One of the background details I didn't include (because the post was already rambly AF enough), was that Jason played the saxophone as a kid. As did his big brother before him. His parents bought a really, really nice Yamaha sax for his brother, who quit at some point in middle school. The sax went to Jason, who ALSO quit in middle school.
That same sax was then passed along to Noah, along with his father's deep and fervent hope that he would NOT quit in middle school.
Jason never took private lessons and was never required to practice at home, and once he hit middle school he realized he was really far behind everybody else. And he quit more out of self-consciousness than a lack of interest. He lied to his parents and told them he was quitting band because he'd rather play sports instead. He's tried a few times to pick the sax back up, along with guitar, and I think his experience makes him super-extra protective of our children's musical talents. He wants to nurture and not push, but...maybe sometimes you do need to push? Just a little? Or maybe you don't? He doesn't know.
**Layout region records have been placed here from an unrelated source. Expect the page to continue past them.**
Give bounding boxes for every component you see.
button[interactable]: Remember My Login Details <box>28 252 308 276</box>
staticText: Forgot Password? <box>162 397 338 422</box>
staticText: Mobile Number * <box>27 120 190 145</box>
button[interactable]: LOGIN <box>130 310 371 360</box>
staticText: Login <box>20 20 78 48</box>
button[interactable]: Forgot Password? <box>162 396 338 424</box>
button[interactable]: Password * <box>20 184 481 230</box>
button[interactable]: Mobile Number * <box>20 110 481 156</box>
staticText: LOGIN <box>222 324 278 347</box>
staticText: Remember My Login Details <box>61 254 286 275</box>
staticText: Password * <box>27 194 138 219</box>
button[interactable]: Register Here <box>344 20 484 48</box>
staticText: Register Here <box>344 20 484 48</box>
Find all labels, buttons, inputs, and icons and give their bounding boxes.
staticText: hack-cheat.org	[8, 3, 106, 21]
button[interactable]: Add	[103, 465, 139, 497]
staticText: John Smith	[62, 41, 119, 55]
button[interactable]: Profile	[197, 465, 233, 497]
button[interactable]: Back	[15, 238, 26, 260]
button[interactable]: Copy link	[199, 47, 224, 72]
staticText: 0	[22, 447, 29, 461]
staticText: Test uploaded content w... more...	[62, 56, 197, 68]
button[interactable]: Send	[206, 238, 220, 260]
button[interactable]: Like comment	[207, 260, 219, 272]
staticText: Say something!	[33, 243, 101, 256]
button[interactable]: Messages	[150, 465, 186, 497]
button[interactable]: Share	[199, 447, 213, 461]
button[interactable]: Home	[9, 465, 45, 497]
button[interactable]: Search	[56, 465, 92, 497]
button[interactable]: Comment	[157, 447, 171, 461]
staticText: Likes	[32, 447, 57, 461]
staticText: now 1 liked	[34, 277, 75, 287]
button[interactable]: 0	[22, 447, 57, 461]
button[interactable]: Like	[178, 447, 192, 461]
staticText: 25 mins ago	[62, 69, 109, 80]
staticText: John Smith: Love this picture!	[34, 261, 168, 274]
I don't know either, along with WHO, EXACTLY, decided it was okay to put us in charge of this many small humans.
Just like my kids know that Mom Will Always Buy Them Books, someday I hope they'll realize that Dad Will Always Buy Them Music.
Hence: The private lessons in the instrument of their choice, the daily required practicing, the recitals and concerts and enrichment ensembles, the completely bonkers amount of instruments he's brought home over the years, and the reason we own a book of Metallica songs scored for the ukulele. (And, you know, a ukulele.)
Noah played his dad's sax for several years, until the maintenance costs and its frequent need for service/repairs became an issue. So we signed up for a 36-month, interest-free financing deal with a local music store and got Noah a sax that could realistically see him to the end of high school, at least. And if he DID quit at some point, buying it still seemed like a better deal then renting for years on end, since the market for nice used band instruments in our area like like, crazy strong. But I won't lie that we both sort of assumed Noah wouldn't quit while we were still in that 36-month payment plan window, for goddamnbananasakes.
But still, we sat down with Noah last weekend, laid down a deal and offered him a few compromises. He could quit band, but only if he committed to at least one other activity/interest beyond the Absolute Bare Minimum Needed To Graduate. We offered a couple suggestions -- a graphic novel art class, a computer animation course, AV Club, video game design, etc., but assured him we were really open to whatever he wanted.
He thought long and hard about it...and decided to give band one more year, at least. Just to see what it's like in high school, and to (hopefully) see some familiar faces on a regular basis until he finds his social footing. It might not be his passion, but it's familiar and comfortable.
Jason and I have also privately pledged to back off the pushing/nagging/begging him to practice every day. And we're going to re-evaluate the private lessons after this festival solo performance thing he's already committed to. (Although Noah genuinely likes his teacher a lot, so lessons aren't really a pain point on his end. But I would like to quit the private lessons, both the paying for and the driving to parts, specifically.) Basically, we're going to chill the fuck out and try to not funnel every parental fear and anxiety about raising a child on the Spectrum into...this one thing.